Macular edema occurs when fluid and protein deposits collect on or under the macula of the eye and causes it to thicken and swell. The swelling may distort a person's central vision, because the macula holds tightly packed cones that provide sharp, clear, central vision to enable a person to see detail, form, and color that is directly in the centre of the field of view.
Cause
The causes of macular edema are numerous and different causes may be inter-related.
It is commonly associated with diabetes. Chronic or uncontrolled diabetes type 2 can affect peripheral blood vessels including those of the retina which may leak fluid, blood and occasionally fats into the retina causing it to swell.
Age-related macular degeneration may cause macular edema. As individuals age there may be a natural deterioration in the macula which can lead to the depositing of drusen under the retina sometimes with the formation of abnormal blood vessels.
Replacement of the lens as treatment for cataract can cause pseudophakic macular edema. also known as Irvine-Gass syndrome The surgery involved sometimes irritates the retina causing the capillaries in the retina to dilate and leak fluid into the retina. Less common today with modern lens replacement techniques.
Blockage of a vein in the retina can cause engorgement of the other retinal veins causing them to leak fluid under or into the retina. The blockage may be caused, among other things, by atherosclerosis, high blood pressure and glaucoma.
A number of drugs can cause changes in the retina that can lead to macular edema. The effect of each drug is variable and some drugs have a lesser role in causation. The principal medication known to affect the retina are:- latanoprost, epinephrine, rosiglitazone, timolol and thiazolidinediones among others.
Cystoid macular edema involves fluid accumulation in the outer plexiform layer secondary to abnormal perifoveal retinal capillary permeability. The edema is termed "cystoid" as it appears cystic; however, lacking an epithelial coating, it is not truly cystic. The cause for CME can be remembered with the mnemonic "DEPRIVEN". Diabetic macular edema is similarly caused by leaking macular capillaries. DME is the most common cause of visual loss in both proliferative, and non-proliferative diabetic retinopathy.

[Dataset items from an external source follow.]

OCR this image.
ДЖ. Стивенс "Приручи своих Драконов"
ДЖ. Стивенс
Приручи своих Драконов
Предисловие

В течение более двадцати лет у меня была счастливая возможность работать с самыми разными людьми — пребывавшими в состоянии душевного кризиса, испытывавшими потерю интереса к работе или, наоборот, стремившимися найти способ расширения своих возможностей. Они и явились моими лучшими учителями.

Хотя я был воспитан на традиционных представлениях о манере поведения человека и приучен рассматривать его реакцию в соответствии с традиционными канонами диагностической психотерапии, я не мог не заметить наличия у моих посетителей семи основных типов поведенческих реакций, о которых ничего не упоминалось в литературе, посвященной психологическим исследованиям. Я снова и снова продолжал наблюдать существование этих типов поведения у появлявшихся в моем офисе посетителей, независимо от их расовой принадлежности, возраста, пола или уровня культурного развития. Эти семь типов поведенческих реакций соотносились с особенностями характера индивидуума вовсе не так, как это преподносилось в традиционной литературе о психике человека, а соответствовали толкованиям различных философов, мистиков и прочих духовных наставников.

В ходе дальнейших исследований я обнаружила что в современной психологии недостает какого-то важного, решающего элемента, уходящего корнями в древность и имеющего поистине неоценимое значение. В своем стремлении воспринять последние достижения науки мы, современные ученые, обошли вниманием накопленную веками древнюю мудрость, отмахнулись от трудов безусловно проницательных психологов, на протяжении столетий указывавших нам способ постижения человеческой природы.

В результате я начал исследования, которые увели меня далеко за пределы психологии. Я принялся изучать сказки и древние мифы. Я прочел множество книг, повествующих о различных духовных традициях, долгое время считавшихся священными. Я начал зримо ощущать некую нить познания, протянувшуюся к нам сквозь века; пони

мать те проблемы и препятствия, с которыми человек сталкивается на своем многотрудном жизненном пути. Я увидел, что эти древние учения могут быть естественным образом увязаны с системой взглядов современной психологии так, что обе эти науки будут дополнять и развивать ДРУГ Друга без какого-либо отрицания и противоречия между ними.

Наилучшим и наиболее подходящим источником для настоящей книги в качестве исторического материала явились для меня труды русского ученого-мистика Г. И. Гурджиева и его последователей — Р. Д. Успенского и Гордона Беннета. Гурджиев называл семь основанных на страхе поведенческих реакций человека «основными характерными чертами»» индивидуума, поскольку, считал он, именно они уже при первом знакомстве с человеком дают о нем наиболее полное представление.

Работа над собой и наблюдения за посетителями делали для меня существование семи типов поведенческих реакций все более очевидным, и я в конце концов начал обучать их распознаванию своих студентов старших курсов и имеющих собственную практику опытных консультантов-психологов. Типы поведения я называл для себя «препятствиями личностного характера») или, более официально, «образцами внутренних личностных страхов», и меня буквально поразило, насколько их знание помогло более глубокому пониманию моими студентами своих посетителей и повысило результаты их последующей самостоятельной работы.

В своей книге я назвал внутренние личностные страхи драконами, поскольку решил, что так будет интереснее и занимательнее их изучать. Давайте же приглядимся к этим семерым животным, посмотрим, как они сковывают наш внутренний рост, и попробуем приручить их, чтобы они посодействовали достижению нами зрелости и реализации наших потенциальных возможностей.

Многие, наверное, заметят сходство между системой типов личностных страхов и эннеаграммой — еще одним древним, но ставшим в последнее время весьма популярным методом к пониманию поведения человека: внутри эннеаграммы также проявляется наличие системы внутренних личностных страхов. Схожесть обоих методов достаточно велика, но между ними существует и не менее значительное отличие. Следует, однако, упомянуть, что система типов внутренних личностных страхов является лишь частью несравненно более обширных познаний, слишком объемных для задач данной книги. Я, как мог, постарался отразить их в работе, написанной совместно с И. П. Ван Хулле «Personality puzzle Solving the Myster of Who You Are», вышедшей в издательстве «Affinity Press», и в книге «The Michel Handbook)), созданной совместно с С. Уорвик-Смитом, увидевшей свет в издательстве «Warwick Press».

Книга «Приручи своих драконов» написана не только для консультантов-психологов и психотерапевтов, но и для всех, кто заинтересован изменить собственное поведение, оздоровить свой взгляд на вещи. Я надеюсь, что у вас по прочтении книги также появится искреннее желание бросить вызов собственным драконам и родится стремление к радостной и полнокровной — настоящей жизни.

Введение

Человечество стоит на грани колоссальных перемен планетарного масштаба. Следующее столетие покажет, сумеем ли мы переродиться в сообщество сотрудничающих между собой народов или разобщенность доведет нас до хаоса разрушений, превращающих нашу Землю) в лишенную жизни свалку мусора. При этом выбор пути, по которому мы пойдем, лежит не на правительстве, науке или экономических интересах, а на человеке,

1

In 2005, steroids were investigated for the treatment of macular edema due to retinal blood vessel blockage such as CRVO and BRVO. A 2014 Cochrane Systematic Review studied the effectiveness of two anti-VEGF treatments, ranibizumab and pegaptanib, on patients suffering from macular edema caused by CRVO. Participants on both treatment groups showed a reduction in macular edema symptoms over six months. Another Cochrane Review examined the effectiveness and safety of two intravitreal steroid treatments, triamcinolone acetonide and dexamethasone, for patients with from CRVO-ME. The results from one trial showed that patients treated with triamcinolone acetonide were significantly more likely to show improvements in visual acuity than those in the control group, though outcome data was missing for a large proportion of the control group. The second trial showed that patients treated with dexamethasone implants did not show improvements in visual acuity, compared to patients in the control group. Evidence also suggests that intravitreal injections and implantation of steroids inside the eye can result in improved visual outcomes for patients with chronic or refractory diabetic macular edema. There is low certainty evidence that there does not appear to be any additional benefit of combining anti-VEGF and intravitreal steroids when compared to either treatment alone. Anti‐tumour necrosis factor agents have been proposed as a treatment for macular oedema due to uveitis but a Cochrane Review published in 2018 found no relevant randomised controlled trials.